Et il est utile de rappeler que le Transylvanien a permis, avec un jeu sans complexe, au Standard d’afficher (la saison passée surtout) le plus beau visage d’un club belge sur la scène européenne. Sans compter que, à l’exception de Sarr, Jovanovic et Defour, l’ensemble de son groupe actuel n’avait pas prouvé énormément avant son arrivée.

Invité hier de l’émission Studio 1 sur la RTBF, Laszlo Bölöni a exprimé le fond de sa pensée expliquant notamment, avec justesse, qu’il entrait parfaitement dans son droit, puisque c’est une des critiques émises à son sujet, de recadrer des jeunes “qui ont quinze matches en D1 à quatre”.

Après avoir rétorqué que les journalistes devraient parfois comprendre ses besoins d’entraîneur, il évoqua le boycott que nous ressentons chez ses joueurs. “Vous pensez que l’année dernière, on n’a pas eu de conflits, mais on a eu deux fois des bagarres à l’entraînement, il y a eu les histoires des penalties, des déclarations inadéquates à la presse.
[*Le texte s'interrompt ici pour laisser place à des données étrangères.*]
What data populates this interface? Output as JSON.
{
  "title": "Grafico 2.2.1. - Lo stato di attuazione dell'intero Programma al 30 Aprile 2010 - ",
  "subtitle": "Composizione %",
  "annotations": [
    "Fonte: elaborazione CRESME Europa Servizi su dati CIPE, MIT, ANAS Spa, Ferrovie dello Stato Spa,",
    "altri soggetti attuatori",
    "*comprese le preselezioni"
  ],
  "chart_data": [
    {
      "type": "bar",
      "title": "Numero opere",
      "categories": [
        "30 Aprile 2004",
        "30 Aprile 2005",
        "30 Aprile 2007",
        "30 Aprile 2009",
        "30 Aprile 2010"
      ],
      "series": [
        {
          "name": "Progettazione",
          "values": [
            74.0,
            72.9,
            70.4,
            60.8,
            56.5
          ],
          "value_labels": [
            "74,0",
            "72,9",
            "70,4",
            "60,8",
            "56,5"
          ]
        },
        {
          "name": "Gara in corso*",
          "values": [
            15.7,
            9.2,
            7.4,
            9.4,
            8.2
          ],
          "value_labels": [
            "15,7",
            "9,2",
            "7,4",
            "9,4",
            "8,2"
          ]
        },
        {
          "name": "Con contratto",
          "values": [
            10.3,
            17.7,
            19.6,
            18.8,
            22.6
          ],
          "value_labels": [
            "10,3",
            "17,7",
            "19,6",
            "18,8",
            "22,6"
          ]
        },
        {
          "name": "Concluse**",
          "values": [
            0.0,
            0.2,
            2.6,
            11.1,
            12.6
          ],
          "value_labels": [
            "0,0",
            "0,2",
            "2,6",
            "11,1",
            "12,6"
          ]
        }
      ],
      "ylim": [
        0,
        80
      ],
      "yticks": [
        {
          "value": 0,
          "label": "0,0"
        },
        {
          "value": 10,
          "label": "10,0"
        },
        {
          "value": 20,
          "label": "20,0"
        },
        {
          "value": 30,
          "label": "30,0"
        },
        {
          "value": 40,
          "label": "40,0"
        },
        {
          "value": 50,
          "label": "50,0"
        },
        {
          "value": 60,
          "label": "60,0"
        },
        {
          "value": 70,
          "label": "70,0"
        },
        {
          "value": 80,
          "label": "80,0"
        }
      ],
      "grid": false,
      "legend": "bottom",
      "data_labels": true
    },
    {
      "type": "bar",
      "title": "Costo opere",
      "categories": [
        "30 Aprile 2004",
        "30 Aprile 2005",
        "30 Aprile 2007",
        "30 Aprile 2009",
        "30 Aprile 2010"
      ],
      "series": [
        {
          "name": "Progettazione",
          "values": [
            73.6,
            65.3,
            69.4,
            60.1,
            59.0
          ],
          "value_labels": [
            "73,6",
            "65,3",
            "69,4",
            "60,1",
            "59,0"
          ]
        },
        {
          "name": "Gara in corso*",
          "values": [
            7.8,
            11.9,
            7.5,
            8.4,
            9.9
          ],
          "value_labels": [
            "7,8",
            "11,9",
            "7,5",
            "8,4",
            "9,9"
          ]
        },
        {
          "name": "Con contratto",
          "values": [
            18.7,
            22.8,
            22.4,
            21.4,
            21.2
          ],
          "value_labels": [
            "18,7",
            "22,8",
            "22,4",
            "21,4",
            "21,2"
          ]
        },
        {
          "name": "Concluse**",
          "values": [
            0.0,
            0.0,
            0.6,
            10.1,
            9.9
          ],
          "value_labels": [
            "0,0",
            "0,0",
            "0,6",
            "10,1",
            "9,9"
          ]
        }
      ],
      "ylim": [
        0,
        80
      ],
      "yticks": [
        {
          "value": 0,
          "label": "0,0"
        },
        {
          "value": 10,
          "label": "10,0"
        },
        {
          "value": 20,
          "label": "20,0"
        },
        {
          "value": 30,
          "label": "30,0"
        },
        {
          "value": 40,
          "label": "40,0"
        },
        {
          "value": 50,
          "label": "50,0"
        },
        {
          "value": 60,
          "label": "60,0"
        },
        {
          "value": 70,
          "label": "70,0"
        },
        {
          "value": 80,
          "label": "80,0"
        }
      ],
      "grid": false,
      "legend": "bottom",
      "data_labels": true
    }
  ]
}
On vit avec des conflits” , explique-t-il. “Et l’entraîneur est obligé, chaque week-end, de mettre quinze jou-eurs au chômage. Et quand c’est répétitif, ils se retournent forcément contre le patron.”

Et, outre les blessés, la fatigue mentale et physique, il souligna que les “sollicitations de quatre bons clubs anglais pour deux joueurs” peuvent expliquer cela.